Sunday, April 10, 2011

French Toast

First I want to start off with telling you a simple lesson I recently learned!   It's hard to explain to a 5 year old, who doesn't live in your house, why you are taking a picture of all the food you're making.  With that said, I recently made this french toast for my girls and their friend for a sleep over.  It went over extremely well!  All three girls had two slices each and I share as well. 


1 loaf of French Bread
3 Eggs
1 Cup Buttermilk
1 Tbs. White Sugar
1 Tbs. Vanilla
1/4 tsp. Nutmeg
1/4 tsp. Cinnamon
1/8 tsp. Salt
4 Tbs. Butter (for the pan)


Start off with slicing the french bread into 1 inch thick slices.  You want them to be a bit thick!

In a shallow dish (I used a round cake pan) mix together the Eggs, Buttermilk, Sugar, Cinnamon, Nutmeg, and salt. 

Whisk together.

Heat your saucepan up with about 1-2 Tbs. of butter.  Let the butter melt.  Dip each of your bread slices into the mixture, making sure to scrape off the excess on the side of your dish.  Place into the pan.

Cook on each side for a few minutes and flip.

Cook the other side a few minutes.
To keep the french toast warm while you finish up all of the pieces, you can preheat the oven to 250 degrees and throw them in there as they finish.  Server warm with butter and syrup!


  1. delicious french toast with buttermilk and nutmeg yummy

  2. Looks great! I like the buttermilk, I haven't seen that in French toast before. Just a question - lots of recipes recommend leaving the bread out to get stale overnight, they say it makes it less soggy when soaking in the egg mix.

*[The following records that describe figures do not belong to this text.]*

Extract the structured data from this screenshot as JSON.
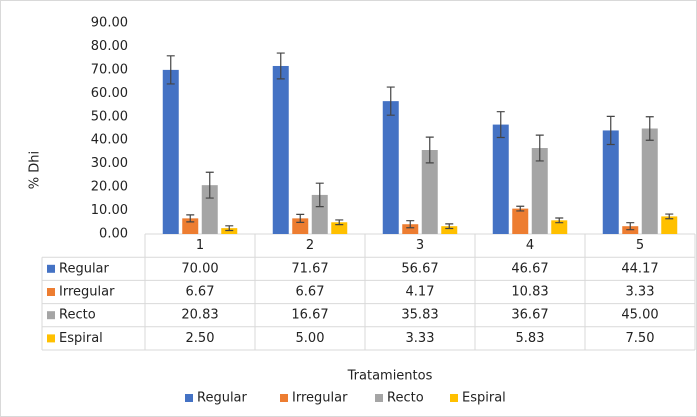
{
  "chart_data": {
    "type": "bar",
    "y_label": "% Dhi",
    "x_label": "Tratamientos",
    "categories": [
      "1",
      "2",
      "3",
      "4",
      "5"
    ],
    "ylim": [
      0,
      90
    ],
    "yticks": [
      {
        "value": 0,
        "label": "0.00"
      },
      {
        "value": 10,
        "label": "10.00"
      },
      {
        "value": 20,
        "label": "20.00"
      },
      {
        "value": 30,
        "label": "30.00"
      },
      {
        "value": 40,
        "label": "40.00"
      },
      {
        "value": 50,
        "label": "50.00"
      },
      {
        "value": 60,
        "label": "60.00"
      },
      {
        "value": 70,
        "label": "70.00"
      },
      {
        "value": 80,
        "label": "80.00"
      },
      {
        "value": 90,
        "label": "90.00"
      }
    ],
    "grid": false,
    "legend": "bottom",
    "series": [
      {
        "name": "Regular",
        "color": "#4472c4",
        "values": [
          70,
          71.67,
          56.67,
          46.67,
          44.17
        ],
        "value_labels": [
          "70.00",
          "71.67",
          "56.67",
          "46.67",
          "44.17"
        ],
        "errors": [
          6,
          5.5,
          6,
          5.5,
          6
        ]
      },
      {
        "name": "Irregular",
        "color": "#ed7d31",
        "values": [
          6.67,
          6.67,
          4.17,
          10.83,
          3.33
        ],
        "value_labels": [
          "6.67",
          "6.67",
          "4.17",
          "10.83",
          "3.33"
        ],
        "errors": [
          1.5,
          1.7,
          1.5,
          1,
          1.5
        ]
      },
      {
        "name": "Recto",
        "color": "#a5a5a5",
        "values": [
          20.83,
          16.67,
          35.83,
          36.67,
          45
        ],
        "value_labels": [
          "20.83",
          "16.67",
          "35.83",
          "36.67",
          "45.00"
        ],
        "errors": [
          5.5,
          5,
          5.5,
          5.5,
          5
        ]
      },
      {
        "name": "Espiral",
        "color": "#ffc000",
        "values": [
          2.5,
          5,
          3.33,
          5.83,
          7.5
        ],
        "value_labels": [
          "2.50",
          "5.00",
          "3.33",
          "5.83",
          "7.50"
        ],
        "errors": [
          1,
          1,
          1,
          1,
          1
        ]
      }
    ]
  }
}
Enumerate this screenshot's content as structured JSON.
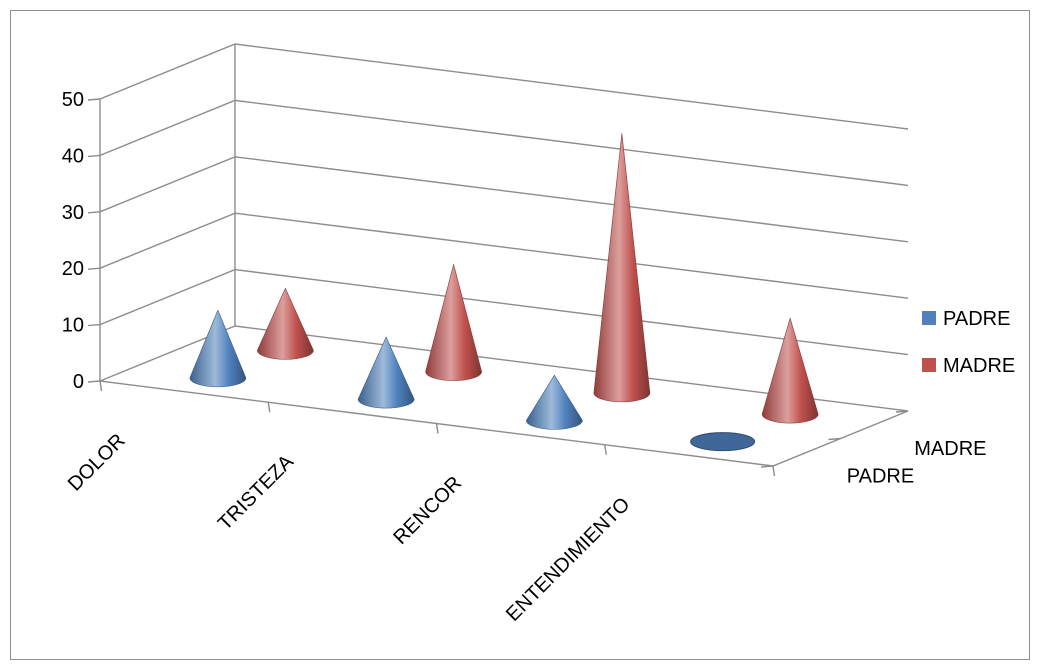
{
  "chart_data": {
    "type": "bar",
    "bar_shape": "cone",
    "view": "3d",
    "categories": [
      "DOLOR",
      "TRISTEZA",
      "RENCOR",
      "ENTENDIMIENTO"
    ],
    "depth_categories": [
      "PADRE",
      "MADRE"
    ],
    "series": [
      {
        "name": "PADRE",
        "color": "#4f81bd",
        "values": [
          12,
          11,
          8,
          0
        ]
      },
      {
        "name": "MADRE",
        "color": "#c0504d",
        "values": [
          11,
          19,
          46,
          17
        ]
      }
    ],
    "yticks": [
      0,
      10,
      20,
      30,
      40,
      50
    ],
    "ylim": [
      0,
      50
    ],
    "grid": true,
    "legend": "right"
  }
}
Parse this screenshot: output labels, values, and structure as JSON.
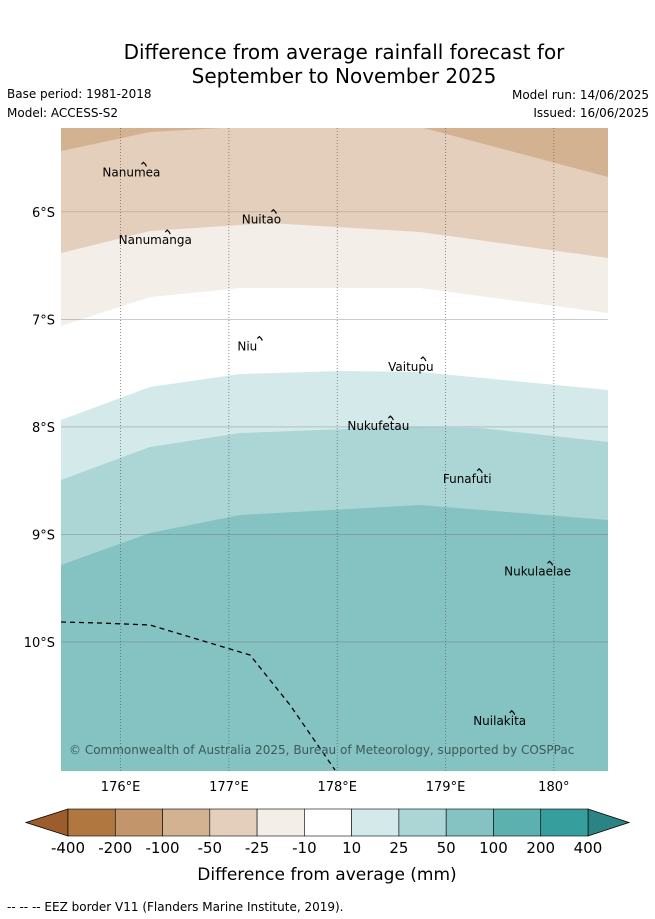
{
  "title_line1": "Difference from average rainfall forecast for",
  "title_line2": "September to November 2025",
  "base_period": "Base period: 1981-2018",
  "model": "Model: ACCESS-S2",
  "model_run": "Model run: 14/06/2025",
  "issued": "Issued: 16/06/2025",
  "copyright": "© Commonwealth of Australia 2025, Bureau of Meteorology, supported by COSPPac",
  "footer_note": "-- -- -- EEZ border V11 (Flanders Marine Institute, 2019).",
  "map": {
    "lon_range": [
      175.45,
      180.5
    ],
    "lat_range": [
      -5.22,
      -11.2
    ],
    "lon_ticks": [
      {
        "value": 176,
        "label": "176°E"
      },
      {
        "value": 177,
        "label": "177°E"
      },
      {
        "value": 178,
        "label": "178°E"
      },
      {
        "value": 179,
        "label": "179°E"
      },
      {
        "value": 180,
        "label": "180°"
      }
    ],
    "lat_ticks": [
      {
        "value": -6,
        "label": "6°S"
      },
      {
        "value": -7,
        "label": "7°S"
      },
      {
        "value": -8,
        "label": "8°S"
      },
      {
        "value": -9,
        "label": "9°S"
      },
      {
        "value": -10,
        "label": "10°S"
      }
    ],
    "islands": [
      {
        "name": "Nanumea",
        "lon": 176.1,
        "lat": -5.67
      },
      {
        "name": "Nuitao",
        "lon": 177.3,
        "lat": -6.11
      },
      {
        "name": "Nanumanga",
        "lon": 176.32,
        "lat": -6.3
      },
      {
        "name": "Niu",
        "lon": 177.17,
        "lat": -7.29
      },
      {
        "name": "Vaitupu",
        "lon": 178.68,
        "lat": -7.48
      },
      {
        "name": "Nukufetau",
        "lon": 178.38,
        "lat": -8.03
      },
      {
        "name": "Funafuti",
        "lon": 179.2,
        "lat": -8.52
      },
      {
        "name": "Nukulaelae",
        "lon": 179.85,
        "lat": -9.38
      },
      {
        "name": "Nuilakita",
        "lon": 179.5,
        "lat": -10.77
      }
    ]
  },
  "colorbar": {
    "label": "Difference from average (mm)",
    "ticks": [
      "-400",
      "-200",
      "-100",
      "-50",
      "-25",
      "-10",
      "10",
      "25",
      "50",
      "100",
      "200",
      "400"
    ],
    "colors": [
      "#b07840",
      "#c3956a",
      "#d3b292",
      "#e4cfbd",
      "#f3eee8",
      "#ffffff",
      "#d4e9e9",
      "#acd6d6",
      "#84c3c2",
      "#5cb0ae",
      "#369f9d"
    ],
    "under_color": "#9c5c2c",
    "over_color": "#2b8383"
  }
}
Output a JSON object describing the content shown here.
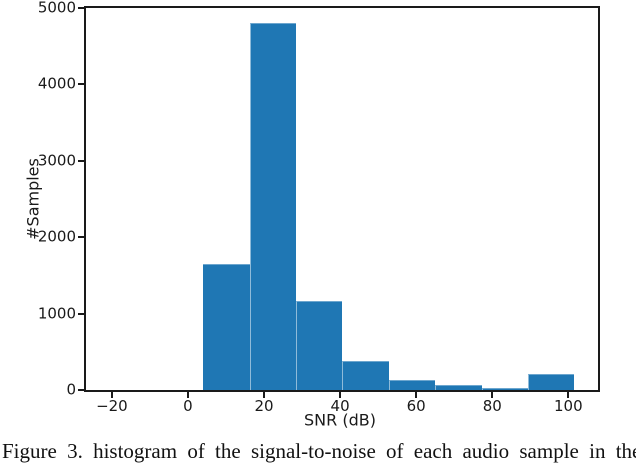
{
  "caption": {
    "text": "Figure 3. histogram of the signal-to-noise of each audio sample in the"
  },
  "chart_data": {
    "type": "bar",
    "subtype": "histogram",
    "title": "",
    "xlabel": "SNR (dB)",
    "ylabel": "#Samples",
    "xlim": [
      -26.8,
      107.8
    ],
    "ylim": [
      0,
      5000
    ],
    "x_ticks": [
      -20,
      0,
      20,
      40,
      60,
      80,
      100
    ],
    "y_ticks": [
      0,
      1000,
      2000,
      3000,
      4000,
      5000
    ],
    "bin_edges": [
      4.0,
      16.2,
      28.4,
      40.6,
      52.8,
      65.0,
      77.2,
      89.4,
      101.6
    ],
    "counts": [
      1650,
      4800,
      1160,
      380,
      135,
      70,
      30,
      215
    ],
    "bar_color": "#1f77b4",
    "grid": false,
    "legend_position": "none"
  }
}
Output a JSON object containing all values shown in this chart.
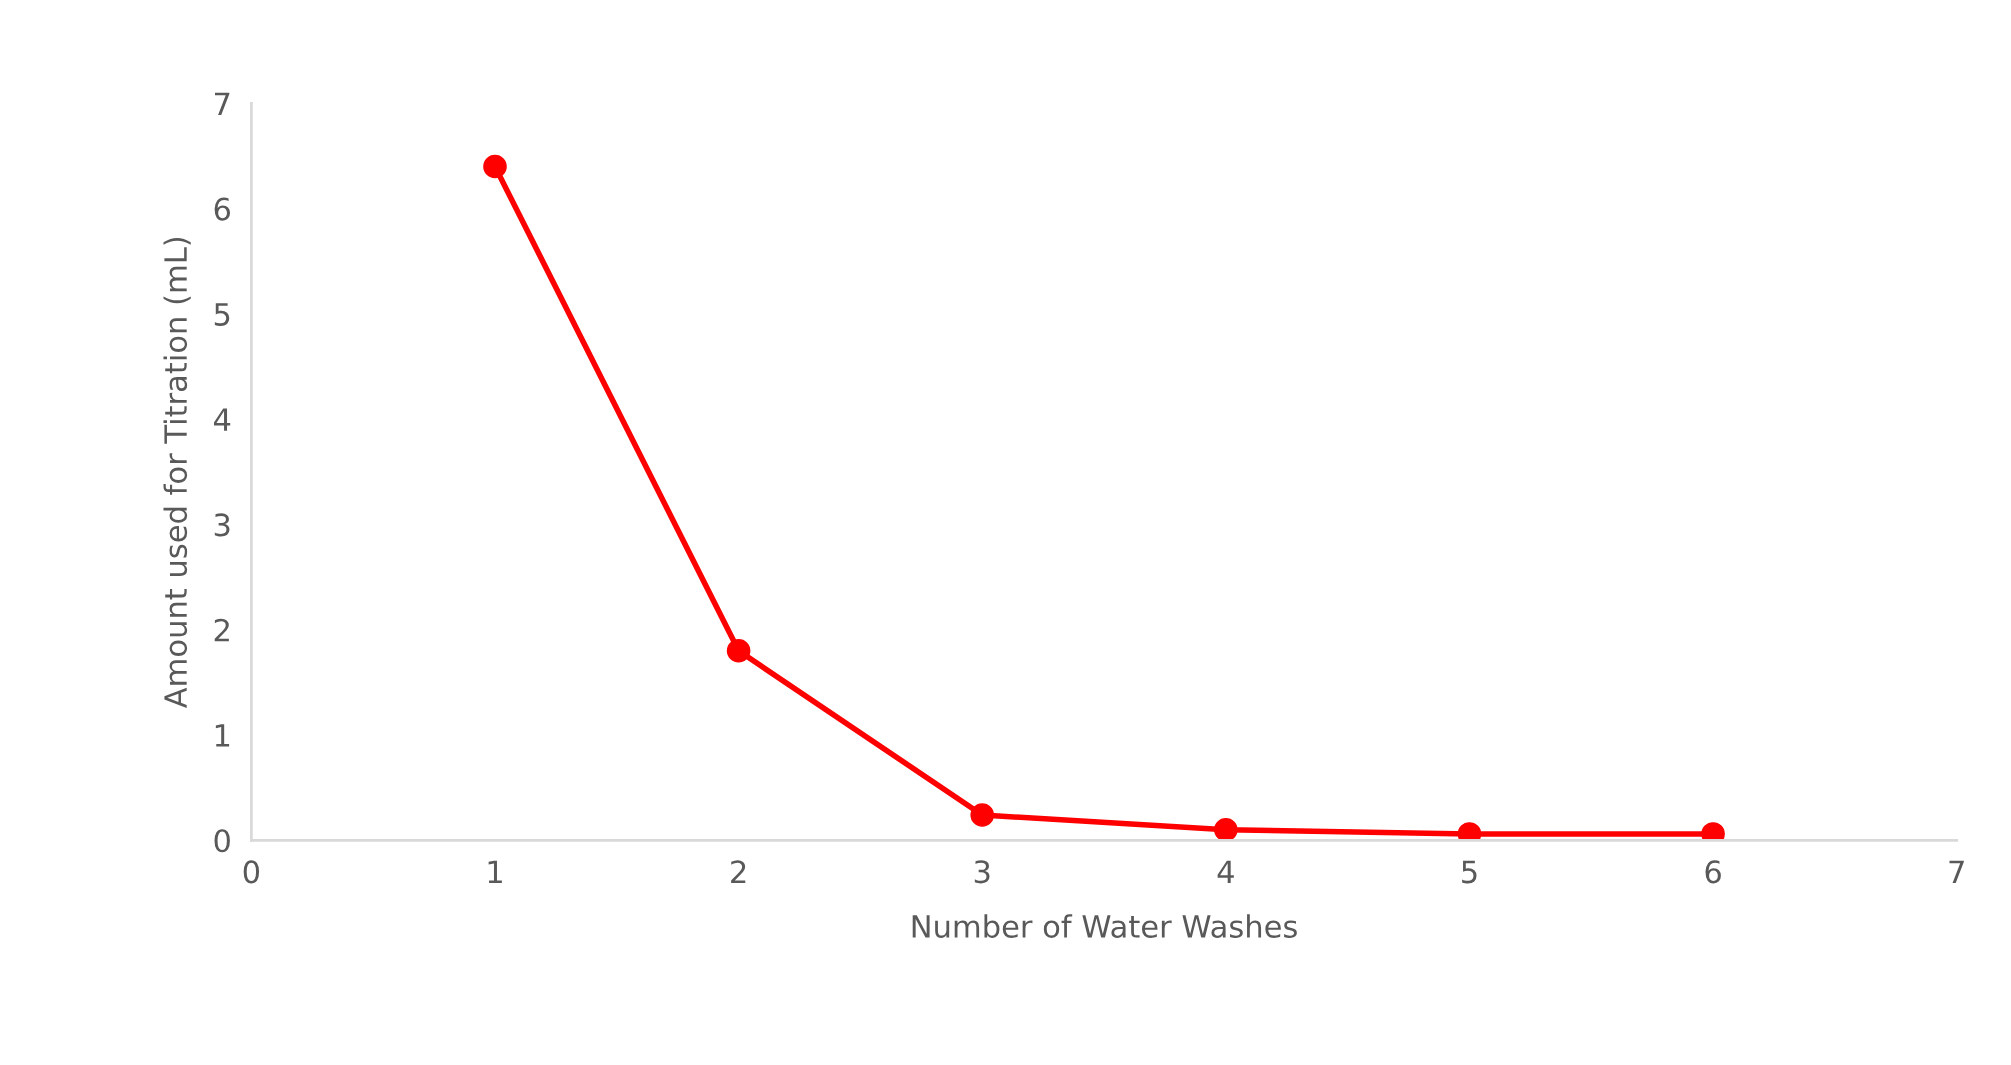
{
  "chart_data": {
    "type": "line",
    "xlabel": "Number of Water Washes",
    "ylabel": "Amount used for Titration (mL)",
    "x": [
      1,
      2,
      3,
      4,
      5,
      6
    ],
    "series": [
      {
        "color": "#ff0000",
        "values": [
          6.4,
          1.8,
          0.24,
          0.1,
          0.06,
          0.06
        ]
      }
    ],
    "xlim": [
      0,
      7
    ],
    "xticks": [
      0,
      1,
      2,
      3,
      4,
      5,
      6,
      7
    ],
    "ylim": [
      0,
      7
    ],
    "yticks": [
      0,
      1,
      2,
      3,
      4,
      5,
      6,
      7
    ],
    "grid": false,
    "legend": false,
    "marker": "circle",
    "line_style": "solid"
  }
}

Do you do this, or find it offers any benefit?

  3. Ironchef, I haven't left bread out over night before so I'm not sure if it would result in a better french toast or not. This was day old french bread though!

  4. The bread clearly looks like Challah bread, which does make a delicious french toast. Challah is one of the only breads made with eggs (milk & butter if really rich), but it's softer than French Bread which is never braided.